The key at this point, Haupt stressed, is to get a clear and honest picture of where you sit right now.
“The best place to start is by understanding your current financial position and the areas where you are happy, but also where you can improve,” he said.
Keep your goals realistic:
Sure, we’d all love to save half a million dollars in 6 months, but that’s not feasible for everyone. By choosing an arbitrary number without considering your spending habits and earnings gives you a rocky foundation, Haupt shared.
“By doing this, you will be setting yourself up to fail because you will lose motivation and get frustrated that you haven’t saved as much as you thought you would,” he said.
Look at extra cash as an investment opportunity:
If you managed to nab a sizeable bonus, or a pay rise, or even a hefty cash gift from a generous aunt at the end of the year, look at how that can be used to beef up your savings or investments, Jaramis said.
“In financial planning, I would see so many people get a pay rise and automatically adjust their spending accordingly. Get another pay rise, increase spending again. It is a horrible cycle to get stuck in. Rather than using your income as the guiding light to spending, the next time you get a pay rise direct it to savings or an investment for the future.”

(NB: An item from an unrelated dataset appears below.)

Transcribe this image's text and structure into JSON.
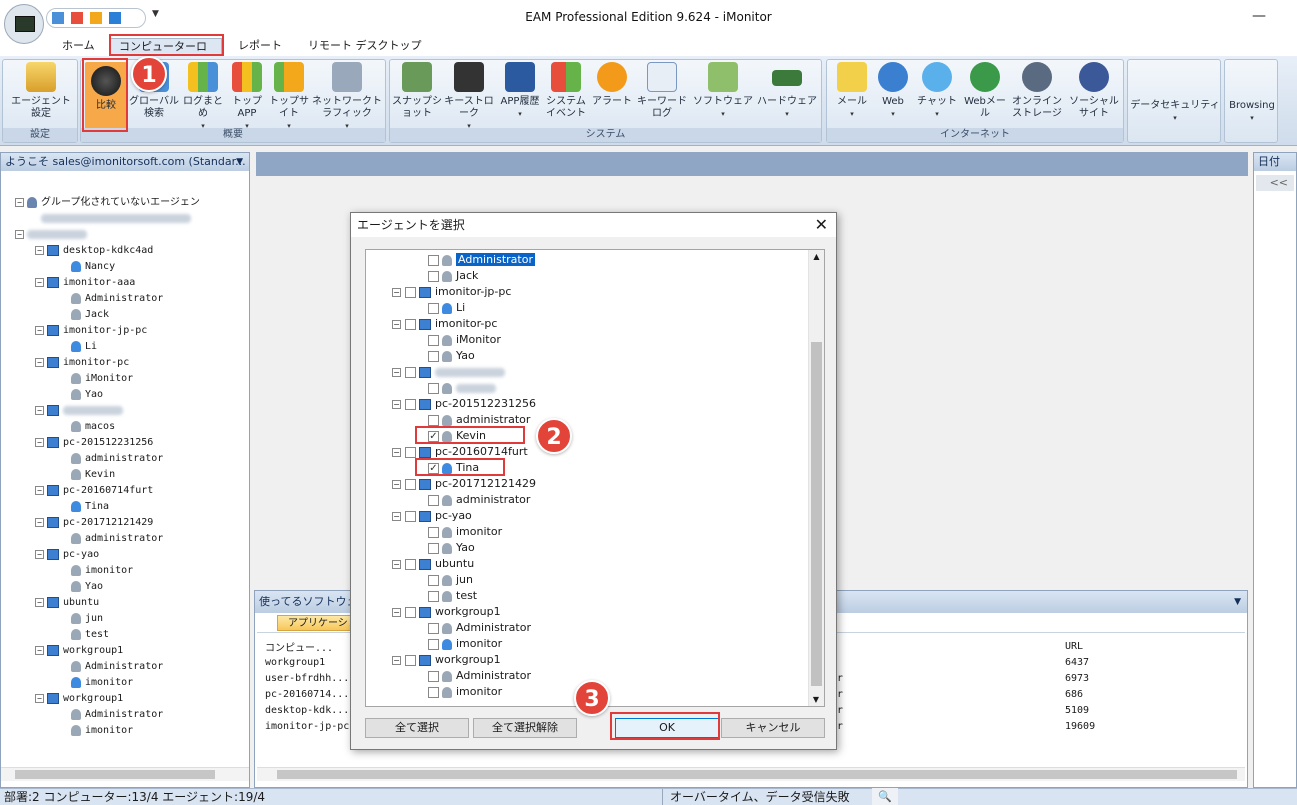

Take advantage of finance tech:
Both Jaramis and Haupt explained to me that adopting certain tech options can be a simple way to boost your saving habits.
“There are a heap of round-up tools available in the market now. Lots of small, frequent amounts saved over time add up,” Jaramis shared.
He also suggested the age-old hack of removing your pay from your spending account and giving yourself an allowance.
“Psychologists call it ‘anchoring’ where essentially if you only see a smaller weekly amount available, you’ll likely spend less compared to seeing your total income as an available balance. Back in the day, we used to use envelopes to hack our brains,” he said.
Lastly, check out Moneysmart. Jaramis highlighted that they offer great budgeting tools that help with sorting out your finances.
In the end, reassessing your finances is a lengthy process that will take time and commitment but with some diligence and planning, there’s nothing to stop you totally shifting the health of bank account in 2021. Good luck!